Bernie Sanders supporters got especially fired up when the onetime presidential hopeful burned Hillary Clinton for taking large sums of money from investment banks like Goldman Sachs. But it turns out that when forced by law to disclose his own personal finances, Sanders was not exactly forthright either.
The Center for Public Integrity, a nonprofit investigative journalism organization, has an excellent report today documenting the delay tactics Sanders used to avoid filing details of his own finances. They report:
On June 30, Sanders’ campaign requested a second 45-day extension, saying the senator had “good cause” to delay because of his “current campaign schedule and officeholder duties.”
Again, regulators approved Sanders’ punt.

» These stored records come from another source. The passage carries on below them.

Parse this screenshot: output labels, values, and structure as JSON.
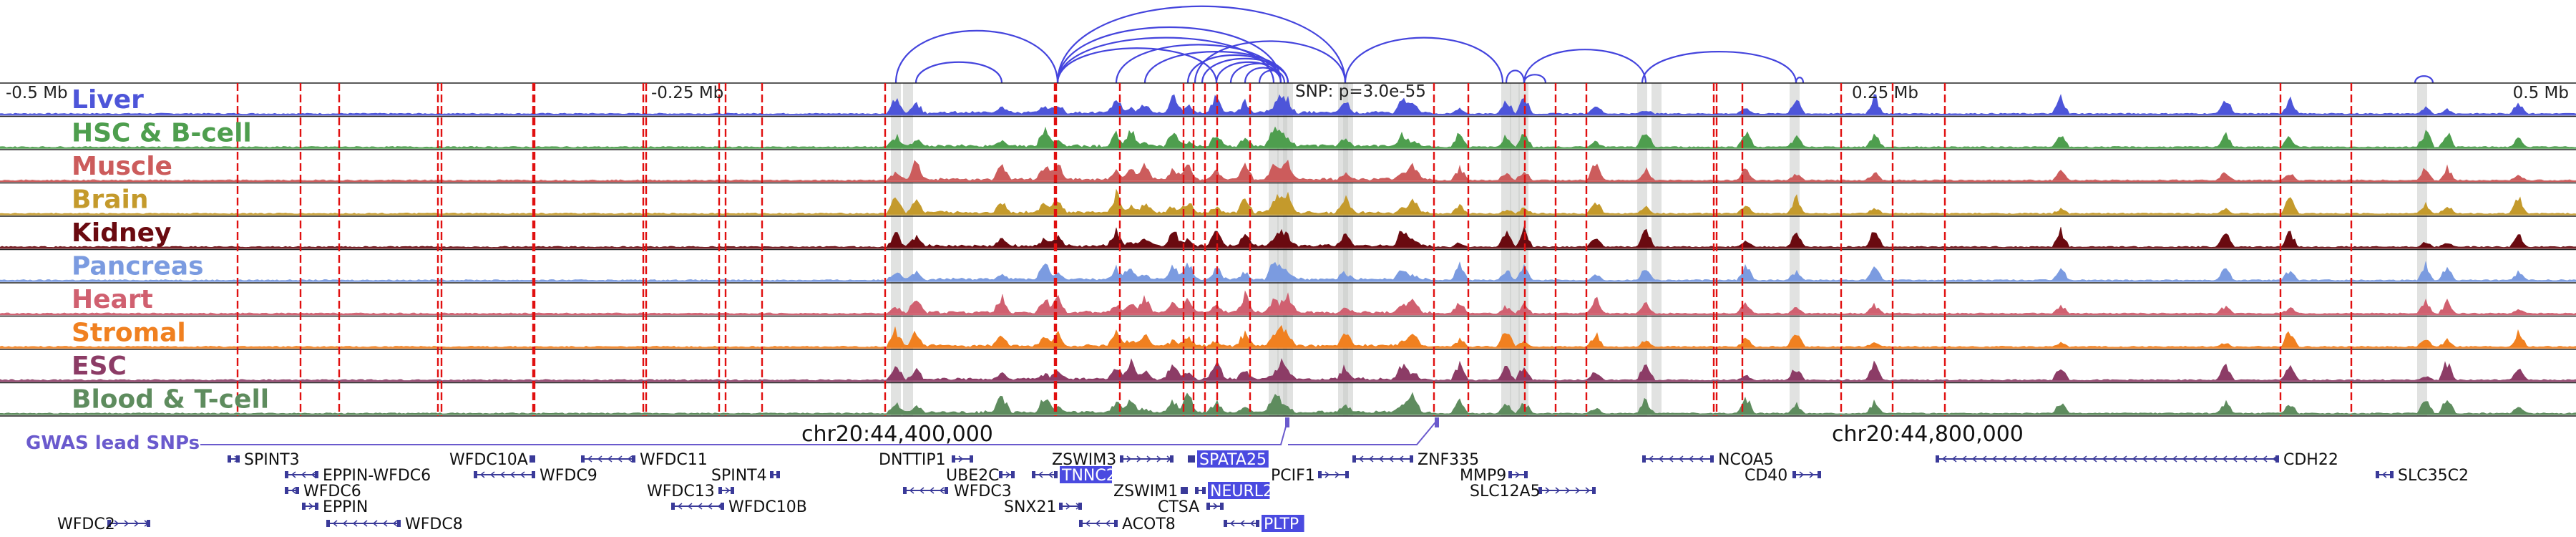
{
  "axis_labels": {
    "left": "-0.5 Mb",
    "mid_left": "-0.25 Mb",
    "mid_right": "0.25 Mb",
    "right": "0.5 Mb"
  },
  "snp_label": "SNP: p=3.0e-55",
  "gwas_label": "GWAS lead SNPs",
  "coords": [
    "chr20:44,400,000",
    "chr20:44,800,000"
  ],
  "tracks": [
    {
      "name": "Liver",
      "color": "#4d55d9"
    },
    {
      "name": "HSC & B-cell",
      "color": "#4e9e4e"
    },
    {
      "name": "Muscle",
      "color": "#cc5c5c"
    },
    {
      "name": "Brain",
      "color": "#c49a2c"
    },
    {
      "name": "Kidney",
      "color": "#6a0a10"
    },
    {
      "name": "Pancreas",
      "color": "#7b9be0"
    },
    {
      "name": "Heart",
      "color": "#d06070"
    },
    {
      "name": "Stromal",
      "color": "#f08020"
    },
    {
      "name": "ESC",
      "color": "#8c3c66"
    },
    {
      "name": "Blood & T-cell",
      "color": "#5e8c5e"
    }
  ],
  "genes": [
    {
      "name": "SPINT3",
      "highlight": false
    },
    {
      "name": "EPPIN-WFDC6",
      "highlight": false
    },
    {
      "name": "WFDC6",
      "highlight": false
    },
    {
      "name": "EPPIN",
      "highlight": false
    },
    {
      "name": "WFDC2",
      "highlight": false
    },
    {
      "name": "WFDC8",
      "highlight": false
    },
    {
      "name": "WFDC10A",
      "highlight": false
    },
    {
      "name": "WFDC9",
      "highlight": false
    },
    {
      "name": "WFDC11",
      "highlight": false
    },
    {
      "name": "SPINT4",
      "highlight": false
    },
    {
      "name": "WFDC13",
      "highlight": false
    },
    {
      "name": "WFDC10B",
      "highlight": false
    },
    {
      "name": "DNTTIP1",
      "highlight": false
    },
    {
      "name": "UBE2C",
      "highlight": false
    },
    {
      "name": "WFDC3",
      "highlight": false
    },
    {
      "name": "SNX21",
      "highlight": false
    },
    {
      "name": "ZSWIM3",
      "highlight": false
    },
    {
      "name": "TNNC2",
      "highlight": true
    },
    {
      "name": "ZSWIM1",
      "highlight": false
    },
    {
      "name": "ACOT8",
      "highlight": false
    },
    {
      "name": "SPATA25",
      "highlight": true
    },
    {
      "name": "NEURL2",
      "highlight": true
    },
    {
      "name": "CTSA",
      "highlight": false
    },
    {
      "name": "PLTP",
      "highlight": true
    },
    {
      "name": "PCIF1",
      "highlight": false
    },
    {
      "name": "ZNF335",
      "highlight": false
    },
    {
      "name": "MMP9",
      "highlight": false
    },
    {
      "name": "SLC12A5",
      "highlight": false
    },
    {
      "name": "NCOA5",
      "highlight": false
    },
    {
      "name": "CD40",
      "highlight": false
    },
    {
      "name": "CDH22",
      "highlight": false
    },
    {
      "name": "SLC35C2",
      "highlight": false
    }
  ],
  "colors": {
    "red_marker": "#e01010",
    "gray_band": "#c8cbc8",
    "arc": "#4444dd",
    "gene": "#3a3a99",
    "highlight_bg": "#4a4ae0"
  }
}
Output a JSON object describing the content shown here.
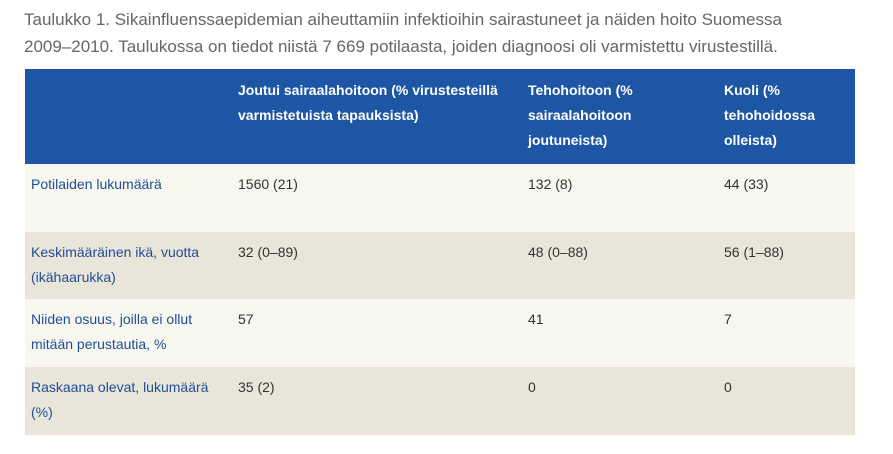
{
  "caption": {
    "line1": "Taulukko 1. Sikainfluenssaepidemian aiheuttamiin infektioihin sairastuneet ja näiden hoito Suomessa",
    "line2": "2009–2010. Taulukossa on tiedot niistä 7 669 potilaasta, joiden diagnoosi oli varmistettu virustestillä."
  },
  "table": {
    "headers": [
      "",
      "Joutui sairaalahoitoon (% virustesteillä varmistetuista tapauksista)",
      "Tehohoitoon (% sairaalahoitoon joutuneista)",
      "Kuoli (% tehohoidossa olleista)"
    ],
    "rows": [
      [
        "Potilaiden lukumäärä",
        "1560 (21)",
        "132 (8)",
        "44 (33)"
      ],
      [
        "Keskimääräinen ikä, vuotta (ikähaarukka)",
        "32 (0–89)",
        "48 (0–88)",
        "56 (1–88)"
      ],
      [
        "Niiden osuus, joilla ei ollut mitään perustautia, %",
        "57",
        "41",
        "7"
      ],
      [
        "Raskaana olevat, lukumäärä (%)",
        "35 (2)",
        "0",
        "0"
      ]
    ]
  },
  "colors": {
    "header_bg": "#1e56a6",
    "row_light": "#f7f6ef",
    "row_dark": "#e9e6d9",
    "row_label": "#1f4e96"
  }
}
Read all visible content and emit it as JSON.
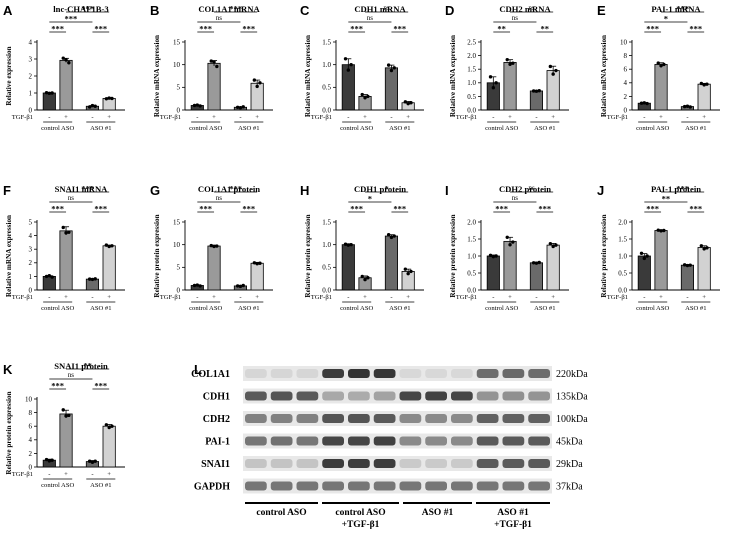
{
  "treatment_label": "TGF-β1",
  "treatment_marks": [
    "-",
    "+",
    "-",
    "+"
  ],
  "group_labels": [
    "control ASO",
    "ASO #1"
  ],
  "bar_colors": [
    "#3a3a3a",
    "#9a9a9a",
    "#6a6a6a",
    "#d2d2d2"
  ],
  "chart_data": [
    {
      "type": "bar",
      "panel": "A",
      "title": "lnc-CHAF1B-3",
      "ylabel": "Relative expression",
      "ylim": [
        0,
        4
      ],
      "yticks": [
        0,
        1,
        2,
        3,
        4
      ],
      "values": [
        1.0,
        2.92,
        0.22,
        0.68
      ],
      "errors": [
        0.03,
        0.12,
        0.04,
        0.04
      ],
      "points": [
        [
          1.02,
          0.98,
          1.0
        ],
        [
          3.05,
          2.95,
          2.78
        ],
        [
          0.18,
          0.26,
          0.22
        ],
        [
          0.66,
          0.7,
          0.68
        ]
      ],
      "comparisons": [
        {
          "from": 0,
          "to": 1,
          "label": "***"
        },
        {
          "from": 2,
          "to": 3,
          "label": "***"
        },
        {
          "from": 0,
          "to": 2,
          "label": "***"
        },
        {
          "from": 1,
          "to": 3,
          "label": "***"
        }
      ]
    },
    {
      "type": "bar",
      "panel": "B",
      "title": "COL1A1 mRNA",
      "ylabel": "Relative mRNA expression",
      "ylim": [
        0,
        15
      ],
      "yticks": [
        0,
        5,
        10,
        15
      ],
      "values": [
        1.0,
        10.3,
        0.6,
        5.9
      ],
      "errors": [
        0.1,
        0.6,
        0.1,
        0.7
      ],
      "points": [
        [
          1.0,
          1.1,
          0.9
        ],
        [
          10.8,
          10.6,
          9.6
        ],
        [
          0.6,
          0.5,
          0.7
        ],
        [
          6.6,
          5.2,
          6.0
        ]
      ],
      "comparisons": [
        {
          "from": 0,
          "to": 1,
          "label": "***"
        },
        {
          "from": 2,
          "to": 3,
          "label": "***"
        },
        {
          "from": 0,
          "to": 2,
          "label": "ns"
        },
        {
          "from": 1,
          "to": 3,
          "label": "***"
        }
      ]
    },
    {
      "type": "bar",
      "panel": "C",
      "title": "CDH1 mRNA",
      "ylabel": "Relative mRNA expression",
      "ylim": [
        0,
        1.5
      ],
      "yticks": [
        0.0,
        0.5,
        1.0,
        1.5
      ],
      "values": [
        1.0,
        0.3,
        0.93,
        0.16
      ],
      "errors": [
        0.13,
        0.04,
        0.06,
        0.03
      ],
      "points": [
        [
          1.13,
          0.88,
          1.0
        ],
        [
          0.34,
          0.27,
          0.3
        ],
        [
          0.99,
          0.87,
          0.93
        ],
        [
          0.18,
          0.14,
          0.16
        ]
      ],
      "comparisons": [
        {
          "from": 0,
          "to": 1,
          "label": "***"
        },
        {
          "from": 2,
          "to": 3,
          "label": "***"
        },
        {
          "from": 0,
          "to": 2,
          "label": "ns"
        },
        {
          "from": 1,
          "to": 3,
          "label": "ns"
        }
      ]
    },
    {
      "type": "bar",
      "panel": "D",
      "title": "CDH2 mRNA",
      "ylabel": "Relative mRNA expression",
      "ylim": [
        0,
        2.5
      ],
      "yticks": [
        0.0,
        0.5,
        1.0,
        1.5,
        2.0,
        2.5
      ],
      "values": [
        1.0,
        1.75,
        0.7,
        1.45
      ],
      "errors": [
        0.22,
        0.1,
        0.02,
        0.16
      ],
      "points": [
        [
          1.22,
          0.82,
          1.0
        ],
        [
          1.85,
          1.68,
          1.72
        ],
        [
          0.7,
          0.69,
          0.71
        ],
        [
          1.6,
          1.32,
          1.45
        ]
      ],
      "comparisons": [
        {
          "from": 0,
          "to": 1,
          "label": "**"
        },
        {
          "from": 2,
          "to": 3,
          "label": "**"
        },
        {
          "from": 0,
          "to": 2,
          "label": "ns"
        },
        {
          "from": 1,
          "to": 3,
          "label": "ns"
        }
      ]
    },
    {
      "type": "bar",
      "panel": "E",
      "title": "PAI-1 mRNA",
      "ylabel": "Relative mRNA expression",
      "ylim": [
        0,
        10
      ],
      "yticks": [
        0,
        2,
        4,
        6,
        8,
        10
      ],
      "values": [
        1.0,
        6.7,
        0.5,
        3.8
      ],
      "errors": [
        0.05,
        0.25,
        0.05,
        0.12
      ],
      "points": [
        [
          1.0,
          1.05,
          0.95
        ],
        [
          6.9,
          6.5,
          6.7
        ],
        [
          0.5,
          0.55,
          0.45
        ],
        [
          3.9,
          3.7,
          3.8
        ]
      ],
      "comparisons": [
        {
          "from": 0,
          "to": 1,
          "label": "***"
        },
        {
          "from": 2,
          "to": 3,
          "label": "***"
        },
        {
          "from": 0,
          "to": 2,
          "label": "*"
        },
        {
          "from": 1,
          "to": 3,
          "label": "***"
        }
      ]
    },
    {
      "type": "bar",
      "panel": "F",
      "title": "SNAI1 mRNA",
      "ylabel": "Relative mRNA expression",
      "ylim": [
        0,
        5
      ],
      "yticks": [
        0,
        1,
        2,
        3,
        4,
        5
      ],
      "values": [
        1.0,
        4.35,
        0.8,
        3.25
      ],
      "errors": [
        0.05,
        0.3,
        0.03,
        0.05
      ],
      "points": [
        [
          1.0,
          1.05,
          0.95
        ],
        [
          4.6,
          4.2,
          4.25
        ],
        [
          0.8,
          0.78,
          0.82
        ],
        [
          3.3,
          3.2,
          3.25
        ]
      ],
      "comparisons": [
        {
          "from": 0,
          "to": 1,
          "label": "***"
        },
        {
          "from": 2,
          "to": 3,
          "label": "***"
        },
        {
          "from": 0,
          "to": 2,
          "label": "ns"
        },
        {
          "from": 1,
          "to": 3,
          "label": "***"
        }
      ]
    },
    {
      "type": "bar",
      "panel": "G",
      "title": "COL1A1 protein",
      "ylabel": "Relative protein expression",
      "ylim": [
        0,
        15
      ],
      "yticks": [
        0,
        5,
        10,
        15
      ],
      "values": [
        1.0,
        9.7,
        0.9,
        5.9
      ],
      "errors": [
        0.1,
        0.2,
        0.1,
        0.2
      ],
      "points": [
        [
          1.0,
          1.1,
          0.9
        ],
        [
          9.8,
          9.6,
          9.7
        ],
        [
          0.9,
          0.8,
          1.0
        ],
        [
          6.0,
          5.8,
          5.9
        ]
      ],
      "comparisons": [
        {
          "from": 0,
          "to": 1,
          "label": "***"
        },
        {
          "from": 2,
          "to": 3,
          "label": "***"
        },
        {
          "from": 0,
          "to": 2,
          "label": "ns"
        },
        {
          "from": 1,
          "to": 3,
          "label": "***"
        }
      ]
    },
    {
      "type": "bar",
      "panel": "H",
      "title": "CDH1 protein",
      "ylabel": "Relative protein expression",
      "ylim": [
        0,
        1.5
      ],
      "yticks": [
        0.0,
        0.5,
        1.0,
        1.5
      ],
      "values": [
        1.0,
        0.27,
        1.19,
        0.41
      ],
      "errors": [
        0.02,
        0.04,
        0.03,
        0.05
      ],
      "points": [
        [
          1.01,
          0.99,
          1.0
        ],
        [
          0.3,
          0.23,
          0.27
        ],
        [
          1.22,
          1.16,
          1.19
        ],
        [
          0.46,
          0.36,
          0.41
        ]
      ],
      "comparisons": [
        {
          "from": 0,
          "to": 1,
          "label": "***"
        },
        {
          "from": 2,
          "to": 3,
          "label": "***"
        },
        {
          "from": 0,
          "to": 2,
          "label": "*"
        },
        {
          "from": 1,
          "to": 3,
          "label": "*"
        }
      ]
    },
    {
      "type": "bar",
      "panel": "I",
      "title": "CDH2 protein",
      "ylabel": "Relative protein expression",
      "ylim": [
        0,
        2.0
      ],
      "yticks": [
        0.0,
        0.5,
        1.0,
        1.5,
        2.0
      ],
      "values": [
        1.0,
        1.43,
        0.8,
        1.32
      ],
      "errors": [
        0.03,
        0.12,
        0.02,
        0.05
      ],
      "points": [
        [
          1.02,
          0.98,
          1.0
        ],
        [
          1.55,
          1.33,
          1.41
        ],
        [
          0.8,
          0.79,
          0.81
        ],
        [
          1.36,
          1.28,
          1.32
        ]
      ],
      "comparisons": [
        {
          "from": 0,
          "to": 1,
          "label": "***"
        },
        {
          "from": 2,
          "to": 3,
          "label": "***"
        },
        {
          "from": 0,
          "to": 2,
          "label": "ns"
        },
        {
          "from": 1,
          "to": 3,
          "label": "ns"
        }
      ]
    },
    {
      "type": "bar",
      "panel": "J",
      "title": "PAI-1 protein",
      "ylabel": "Relative protein expression",
      "ylim": [
        0,
        2.0
      ],
      "yticks": [
        0.0,
        0.5,
        1.0,
        1.5,
        2.0
      ],
      "values": [
        1.0,
        1.75,
        0.73,
        1.25
      ],
      "errors": [
        0.07,
        0.02,
        0.02,
        0.05
      ],
      "points": [
        [
          1.08,
          0.93,
          1.0
        ],
        [
          1.76,
          1.74,
          1.75
        ],
        [
          0.74,
          0.72,
          0.73
        ],
        [
          1.3,
          1.21,
          1.24
        ]
      ],
      "comparisons": [
        {
          "from": 0,
          "to": 1,
          "label": "***"
        },
        {
          "from": 2,
          "to": 3,
          "label": "***"
        },
        {
          "from": 0,
          "to": 2,
          "label": "**"
        },
        {
          "from": 1,
          "to": 3,
          "label": "***"
        }
      ]
    },
    {
      "type": "bar",
      "panel": "K",
      "title": "SNAI1 protein",
      "ylabel": "Relative protein expression",
      "ylim": [
        0,
        10
      ],
      "yticks": [
        0,
        2,
        4,
        6,
        8,
        10
      ],
      "values": [
        1.0,
        7.8,
        0.8,
        6.0
      ],
      "errors": [
        0.15,
        0.55,
        0.15,
        0.25
      ],
      "points": [
        [
          1.1,
          0.9,
          1.0
        ],
        [
          8.4,
          7.5,
          7.6
        ],
        [
          0.85,
          0.7,
          0.85
        ],
        [
          6.2,
          5.8,
          6.0
        ]
      ],
      "comparisons": [
        {
          "from": 0,
          "to": 1,
          "label": "***"
        },
        {
          "from": 2,
          "to": 3,
          "label": "***"
        },
        {
          "from": 0,
          "to": 2,
          "label": "ns"
        },
        {
          "from": 1,
          "to": 3,
          "label": "**"
        }
      ]
    }
  ],
  "blot": {
    "panel": "L",
    "rows": [
      {
        "label": "COL1A1",
        "kda": "220kDa",
        "intensity": [
          0.06,
          0.06,
          0.06,
          0.85,
          0.9,
          0.88,
          0.05,
          0.05,
          0.05,
          0.6,
          0.62,
          0.6
        ]
      },
      {
        "label": "CDH1",
        "kda": "135kDa",
        "intensity": [
          0.7,
          0.72,
          0.7,
          0.3,
          0.28,
          0.32,
          0.8,
          0.82,
          0.8,
          0.4,
          0.42,
          0.4
        ]
      },
      {
        "label": "CDH2",
        "kda": "100kDa",
        "intensity": [
          0.5,
          0.5,
          0.5,
          0.72,
          0.72,
          0.7,
          0.45,
          0.45,
          0.45,
          0.66,
          0.66,
          0.66
        ]
      },
      {
        "label": "PAI-1",
        "kda": "45kDa",
        "intensity": [
          0.55,
          0.58,
          0.55,
          0.8,
          0.8,
          0.82,
          0.45,
          0.45,
          0.45,
          0.7,
          0.7,
          0.7
        ]
      },
      {
        "label": "SNAI1",
        "kda": "29kDa",
        "intensity": [
          0.15,
          0.15,
          0.15,
          0.85,
          0.85,
          0.85,
          0.12,
          0.12,
          0.12,
          0.7,
          0.7,
          0.7
        ]
      },
      {
        "label": "GAPDH",
        "kda": "37kDa",
        "intensity": [
          0.55,
          0.55,
          0.55,
          0.55,
          0.55,
          0.55,
          0.55,
          0.55,
          0.55,
          0.55,
          0.55,
          0.55
        ]
      }
    ],
    "groups": [
      {
        "line1": "control ASO",
        "line2": ""
      },
      {
        "line1": "control ASO",
        "line2": "+TGF-β1"
      },
      {
        "line1": "ASO #1",
        "line2": ""
      },
      {
        "line1": "ASO #1",
        "line2": "+TGF-β1"
      }
    ]
  }
}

And what do you know? Apparently now, since Bernie is no longer a candidate, he’s no longer required by law to file the Public Financial Disclosure Report form. It appears his delay tactics worked. We will never know what was in there. The report notes that both Clinton and Trump filed their personal disclosure forms in May without asking for a delay. Sanders has long bragged he is among the poorest member of the Senate. His latest Senate disclosure which concerns his 2015 assets showed that he held about $50,000 in credit card debt, and as much as $1 million in mortgage debt. The form also showed investments by his wife in mutual funds, a Senate salary, and a small pension.
“It’s disappointing that a candidate who spent so much time talking about political reform … and was critical of Hillary Clinton’s personal finances, chose not to let us know anything about his own,” Richard Skinner from the Sunlight Foundation told the Center for Public Integrity.
Interestingly, you might remember that there was some controversy regarding Sanders releasing his tax returns. Some accused him of using delay tactics back in April when he said his wife does the taxes and they were a “a little busy” campaigning. Unlike his personal disclosure, he did eventually release those.